Что значит – «я»? Как нормальный человек может говорить вместо утверждающего «да» – самообозначающее «я»?
И упёрся я лбом в этот немецкий пень, как баран в непреодолимый психологический казус.
А дальше началась чехарда с переходами из начальной школы в школу среднюю, переездом из Тамбова в Москву, что, к несчастью, только отдаляло меня от языка Гёте и Шиллера, сильно тормозя приобщение к европейской культуре. И это при том, что я и так-то для Москвы и московских новеньких одноклассников был дик, как какой-нибудь тунгус и друг степей калмык.
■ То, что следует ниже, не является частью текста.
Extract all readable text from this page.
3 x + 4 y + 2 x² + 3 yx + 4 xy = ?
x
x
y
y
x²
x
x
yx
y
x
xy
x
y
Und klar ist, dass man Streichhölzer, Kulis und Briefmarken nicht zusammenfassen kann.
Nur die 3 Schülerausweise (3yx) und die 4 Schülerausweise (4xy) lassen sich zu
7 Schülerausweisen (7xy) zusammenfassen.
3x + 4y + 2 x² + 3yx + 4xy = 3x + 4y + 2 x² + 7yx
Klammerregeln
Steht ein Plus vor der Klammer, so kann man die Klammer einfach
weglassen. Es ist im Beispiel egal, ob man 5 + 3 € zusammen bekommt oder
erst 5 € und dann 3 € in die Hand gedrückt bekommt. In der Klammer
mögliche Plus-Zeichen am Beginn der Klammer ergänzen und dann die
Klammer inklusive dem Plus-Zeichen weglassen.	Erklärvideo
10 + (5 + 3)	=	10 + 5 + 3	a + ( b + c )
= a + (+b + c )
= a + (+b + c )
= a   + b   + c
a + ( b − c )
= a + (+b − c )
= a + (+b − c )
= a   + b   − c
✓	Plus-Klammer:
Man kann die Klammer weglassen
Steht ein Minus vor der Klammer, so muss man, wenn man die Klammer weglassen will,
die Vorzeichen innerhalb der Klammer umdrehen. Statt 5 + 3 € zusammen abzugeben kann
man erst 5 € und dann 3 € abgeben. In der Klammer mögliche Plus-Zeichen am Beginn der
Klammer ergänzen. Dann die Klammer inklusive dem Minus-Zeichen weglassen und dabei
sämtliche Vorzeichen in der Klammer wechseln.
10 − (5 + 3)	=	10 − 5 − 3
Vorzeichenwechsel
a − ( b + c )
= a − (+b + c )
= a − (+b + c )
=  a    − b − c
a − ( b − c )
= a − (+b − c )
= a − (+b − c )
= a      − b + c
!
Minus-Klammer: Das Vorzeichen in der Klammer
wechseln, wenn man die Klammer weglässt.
В первый раз я заподозрил эту культурную пропасть между нами, когда учительница по химии попросила позвать в класс девочек, хихикавших на лестнице, и я, уже шестиклассник между прочим, выбежал к ним и гаркнул, как водилось в прошлой, тамбовской жизни: «Девки, училка в класс зовёт!» На что они онемели, а самая симпатичная из них, Маша Рябинина, с непередаваемым достоинством ответствовала: «Мы тебе не девки!»
В московской школе № 192 быстро выяснилось, что мои тамбовские четверяки здесь, на Ленинском проспекте Москвы, – тройки, а бывшие тройки тянут тут только на пару и даже на кол! В число моих личных фаворитов по неуспеваемости входил, разумеется, блистательным чемпионом – немецкий. И до кучи алгебра с геометрией. Они требовали систематической долбёжки, а я давно и весьма успешно выпал из учебного ритма, потерял, так сказать, нить Ариадны, брёл во мраке кромешного непонимания, и как вылезти из этой тьмы египетской хотя бы к слабо мерцающим в темноте троякам – не знал на твёрдый пятак!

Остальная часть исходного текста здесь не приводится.